The traditional MD was shaped over centuries by the interaction of geographic, cultural, social, and economic factors among populations living around the Mediterranean basin. This interplay of environment, tradition, and necessity produced a dietary model centered on plant-based foods, local production, and conviviality, which UNESCO recognized in 2013 as an Intangible Cultural Heritage of Humanity [54]. The MD thus represents not only a nutritional paradigm but also a cultural and ecological model that promotes health, biodiversity, and sustainability.
In the countries where MD is a traditional dietary pattern, numerous historical and modern recipe collections reflect the evolution of Mediterranean gastronomy and its health-promoting principles [55]. However, it is important to investigate to what extent the recipes that people prepare in their home environment for consumption in a day-to-day and/or friend/family enlarged context are compatible with the principles of the MD. The scores validated to measure adherence to MD are based on the intake of certain foods (e.g., food frequency questionnaires); for example, the PREDIMED score, composed of 14 items [56,57,58,59]. Boronat et al. [60] compared ingredients in culinary preparations across some Mediterranean countries (Egypt, Lebanon, Italy, Portugal, and Spain), revealing five key ingredients shared across countries: olive oil, garlic, onion, tomato, parsley, and black pepper [60]. Yet to date, there is no validated tool to systematically evaluate the degree to which recipes adhere to the MD. To our knowledge, the MedRI is the first validated index specifically created to assess Mediterranean Diet adherence at the individual recipe level, thus closing the methodological gap between food-frequency dietary adherence indices and tools evaluating Mediterranean food environments. The present study addressed this gap through the development and validation of the Mediterranean Diet Recipe Index (MedRI), based on a multidimensional approach that aligns with the holistic nature of the MD, where food quality, social interaction, and sustainability coexist as inseparable pillars of well-being. The MedRI therefore integrates two fundamental dimensions of the MD: one focused on the ingredients and preparation methods, and another on the consumption context dimension, capturing social, cultural, and environmental aspects of meal preparation and sharing [54].
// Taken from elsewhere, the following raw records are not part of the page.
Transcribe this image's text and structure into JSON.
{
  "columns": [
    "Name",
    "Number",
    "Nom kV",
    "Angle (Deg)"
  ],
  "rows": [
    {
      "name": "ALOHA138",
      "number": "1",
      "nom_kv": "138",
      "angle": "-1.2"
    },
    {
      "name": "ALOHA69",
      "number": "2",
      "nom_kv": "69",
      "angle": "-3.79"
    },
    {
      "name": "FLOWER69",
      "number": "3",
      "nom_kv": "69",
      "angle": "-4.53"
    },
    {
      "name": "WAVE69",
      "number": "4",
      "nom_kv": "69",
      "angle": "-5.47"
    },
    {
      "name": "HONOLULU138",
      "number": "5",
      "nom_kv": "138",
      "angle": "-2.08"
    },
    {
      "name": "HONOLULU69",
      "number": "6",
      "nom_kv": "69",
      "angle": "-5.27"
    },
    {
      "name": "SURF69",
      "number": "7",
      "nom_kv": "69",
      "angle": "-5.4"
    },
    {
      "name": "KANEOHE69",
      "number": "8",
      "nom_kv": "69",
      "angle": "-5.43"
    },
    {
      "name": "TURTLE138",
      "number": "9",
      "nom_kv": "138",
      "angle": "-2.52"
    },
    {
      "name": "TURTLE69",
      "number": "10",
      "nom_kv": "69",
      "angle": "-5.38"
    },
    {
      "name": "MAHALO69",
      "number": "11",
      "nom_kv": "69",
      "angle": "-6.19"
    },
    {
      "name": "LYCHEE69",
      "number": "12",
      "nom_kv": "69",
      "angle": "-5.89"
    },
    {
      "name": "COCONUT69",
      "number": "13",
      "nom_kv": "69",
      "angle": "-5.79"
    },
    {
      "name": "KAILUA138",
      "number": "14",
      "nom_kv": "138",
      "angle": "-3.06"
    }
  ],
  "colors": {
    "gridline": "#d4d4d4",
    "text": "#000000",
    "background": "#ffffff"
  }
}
From a nutritional perspective, the MedRI’s scoring criteria reflect the extensive scientific evidence linking the core components of the MD to health outcomes [61]. Some basic principles of this dietary pattern include prioritizing the consumption of fruits, vegetables, whole grains, legumes, nuts, seeds, and healthy fats like extra virgin olive oil. Regarding alcoholic beverages, moderate consumption is recommended, and when present, red wine is preferred. Conversely, ultra-processed foods, refined grains, and foods with added sugars should be avoided or eaten with strict moderation. For example, poultry, eggs, dairy products, fish, and seafood should be consumed several times per week, whereas red meat and sweets should be limited to no more than once per week [54,55,62]. These principles were all considered when scoring the recipes, assigning positive or negative points based on their alignment with MD standards. Higher positive scores were given to soups, stews, casseroles, sofrito, vegetables, fresh fruits, legumes, whole grains, nuts, olive oil, aromatic herbs, eggs, some low-fat dairy products, white meat, fish, and seafood. Conversely, negative points were assigned to processed meats or sugary foods. The elements used for recipe classification have been validated through statistical analysis and can now serve as a reference for future studies.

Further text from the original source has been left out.